Anyone with basic arithmetic will have worked out that Benjamin Britten was celebrating his 50th birthday at the time John F. Kennedy Jr. was shot in Dallas, Texas. Britten's birthday celebrations on 22 November 1963 prefigured those of his 100th birthday, which we're marking today. 'I can say that when you and I are no longer here, millions of ordinary people will still be celebrating your birthdays – your 125th, 150th and 200th birthdays. I foresee these jubilees and congratulate you in advance – you and your music.' So said Mstislav Rostropovich.
The Britten celebrations on 22 November 1963, marked by a concert performance of Gloriana at the Royal Festival Hall, were overshadowed by news from over the Atlantic. Britten made little or no comment about the assassination. Indeed, the assassination is but a fleeting remark in Carpenter and Kildea's biographies. Though Britten was often troubled by world events, it was the considerably less fêted Herbert Howells who marked Kennedy's death, composing Take him, earth, for cherishing the following year.
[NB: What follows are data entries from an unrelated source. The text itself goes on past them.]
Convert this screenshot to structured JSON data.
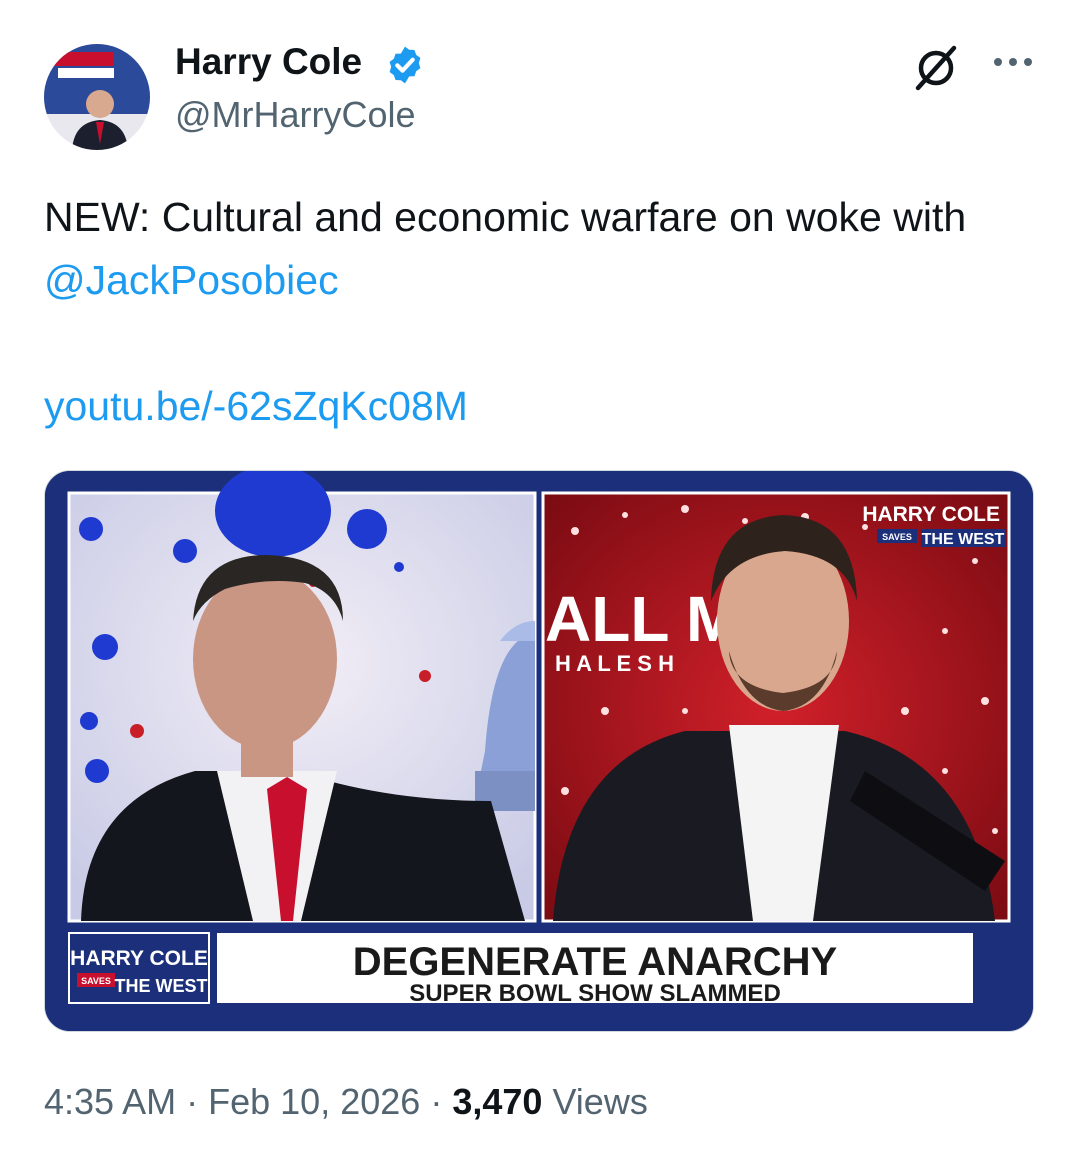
{
  "author": {
    "display_name": "Harry Cole",
    "handle": "@MrHarryCole",
    "verified": true,
    "avatar_icon": "avatar",
    "verified_icon": "verified-badge-icon"
  },
  "header": {
    "grok_icon": "grok-icon",
    "more_icon": "more-options-icon"
  },
  "tweet": {
    "text_before_mention": "NEW: Cultural and economic warfare on woke with ",
    "mention": "@JackPosobiec",
    "link": "youtu.be/-62sZqKc08M"
  },
  "media": {
    "top_right_logo_line1": "HARRY COLE",
    "top_right_logo_saves": "SAVES",
    "top_right_logo_line2": "THE WEST",
    "background_sign_top": "ALL   MERI",
    "background_sign_sub": "H A L         E   S H",
    "lower_third_logo_line1": "HARRY COLE",
    "lower_third_logo_saves": "SAVES",
    "lower_third_logo_line2": "THE WEST",
    "headline": "DEGENERATE ANARCHY",
    "subheadline": "SUPER BOWL SHOW SLAMMED"
  },
  "meta": {
    "time": "4:35 AM",
    "separator": "·",
    "date": "Feb 10, 2026",
    "views_count": "3,470",
    "views_label": "Views"
  },
  "colors": {
    "brand_blue": "#1d9bf0",
    "text_primary": "#0f1419",
    "text_secondary": "#536471",
    "broadcast_navy": "#1b2f7a",
    "broadcast_red": "#c8102e"
  }
}
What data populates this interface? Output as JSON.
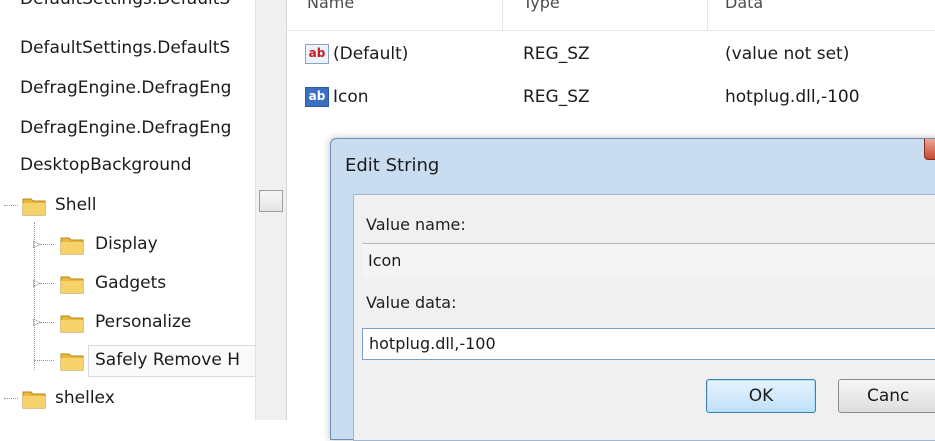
{
  "tree": {
    "items": [
      {
        "label": "DefaultSettings.DefaultS"
      },
      {
        "label": "DefaultSettings.DefaultS"
      },
      {
        "label": "DefragEngine.DefragEng"
      },
      {
        "label": "DefragEngine.DefragEng"
      },
      {
        "label": "DesktopBackground"
      },
      {
        "label": "Shell"
      },
      {
        "label": "Display"
      },
      {
        "label": "Gadgets"
      },
      {
        "label": "Personalize"
      },
      {
        "label": "Safely Remove H"
      },
      {
        "label": "shellex"
      }
    ]
  },
  "values": {
    "columns": [
      "Name",
      "Type",
      "Data"
    ],
    "rows": [
      {
        "name": "(Default)",
        "type": "REG_SZ",
        "data": "(value not set)",
        "icon": "string-value-icon"
      },
      {
        "name": "Icon",
        "type": "REG_SZ",
        "data": "hotplug.dll,-100",
        "icon": "string-value-icon"
      }
    ]
  },
  "dialog": {
    "title": "Edit String",
    "value_name_label": "Value name:",
    "value_name": "Icon",
    "value_data_label": "Value data:",
    "value_data": "hotplug.dll,-100",
    "ok_label": "OK",
    "cancel_label": "Canc"
  },
  "colors": {
    "folder": "#e8b83a",
    "dialog_frame": "#c9dcf0",
    "ok_border": "#3c7fb1"
  }
}
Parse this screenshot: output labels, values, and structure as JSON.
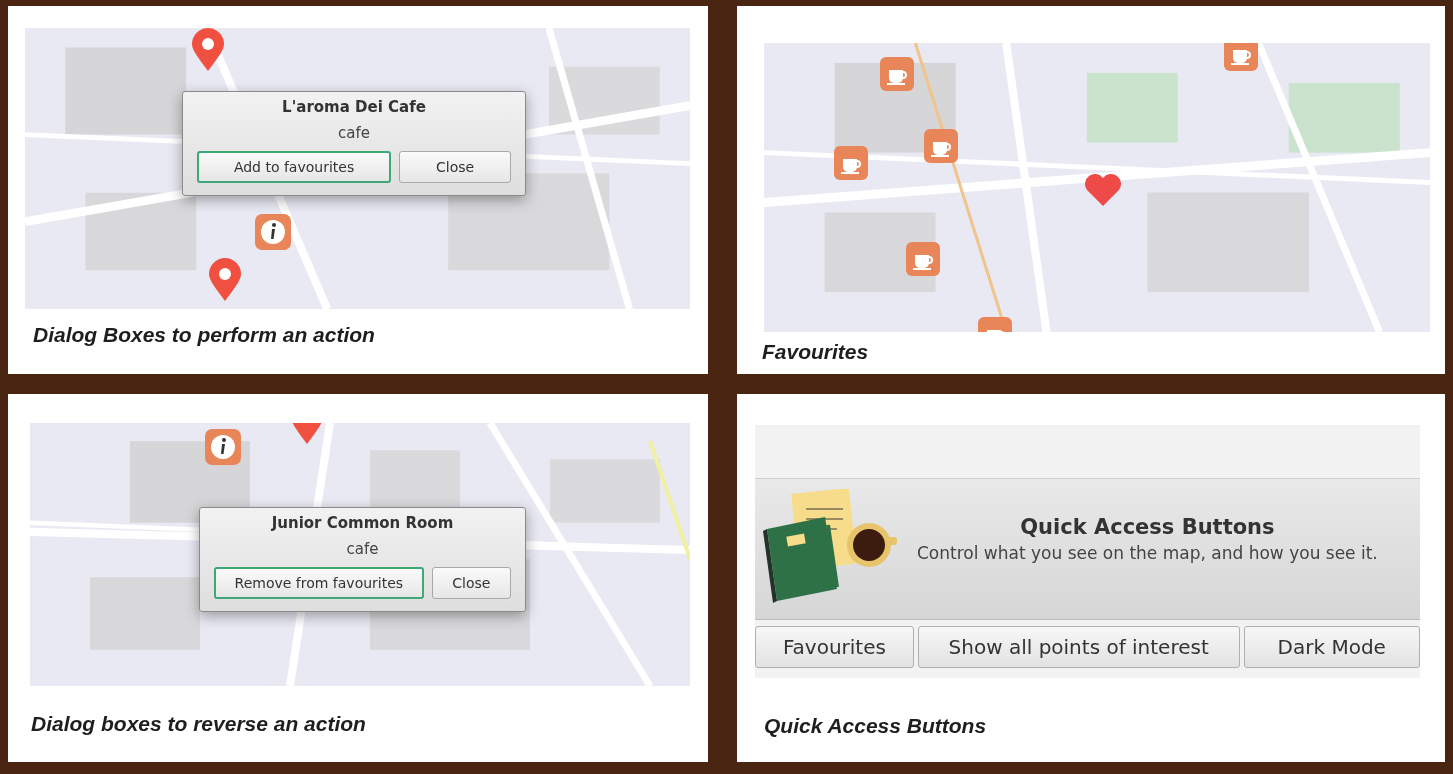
{
  "panels": [
    {
      "kind": "dialog_map",
      "dialog": {
        "title": "L'aroma Dei Cafe",
        "subtitle": "cafe",
        "buttons": [
          {
            "label": "Add to favourites",
            "focused": true
          },
          {
            "label": "Close",
            "focused": false
          }
        ]
      },
      "caption": "Dialog Boxes to perform an action"
    },
    {
      "kind": "map",
      "caption": "Favourites"
    },
    {
      "kind": "dialog_map",
      "dialog": {
        "title": "Junior Common Room",
        "subtitle": "cafe",
        "buttons": [
          {
            "label": "Remove from favourites",
            "focused": true
          },
          {
            "label": "Close",
            "focused": false
          }
        ]
      },
      "caption": "Dialog boxes to reverse an action"
    },
    {
      "kind": "app",
      "header": {
        "title": "Quick Access Buttons",
        "subtitle": "Control what you see on the map, and how you see it."
      },
      "buttons": [
        {
          "label": "Favourites"
        },
        {
          "label": "Show all points of interest"
        },
        {
          "label": "Dark Mode"
        }
      ],
      "caption": "Quick Access Buttons"
    }
  ]
}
The events of the early 60s – the testing of nuclear weapons, the Cuban missile crisis and the events in Dallas – had, as Christopher Palmer has noted, taken their toll on Howells, whose Stabat Mater of the time is riven with harmonic anguish. A year after Kennedy's death, Howells was asked to write an a capella motet for a dual American-Canadian Memorial Service to be held in Washington. The choice of text was down to Howells.
Pondering the commission, he turned to a familiar friend, Helen Waddell's translation of a hymn by Prudentius. He had written about the poem in his diary in 1958. 'Rain and Gloom. But the rain turned away with a sheer beauty of light. Prudentius’ ‘Hymnus Circa Exsequias Defuncti’ kept my mind in safe refuge—as once it did in Sept. 1935 for love of Michael.' Having first thought about the text for Hymnus Paradisi, written in memory of his son, it came to suit the Kennedy memorial perfectly. Both deaths were, to Howells's mind, examples of hope cut down in its prime. Strange, then, that Britten, to whom the 'ceremony of innocence' would remain a crutch, did not respond to Kennedy's death.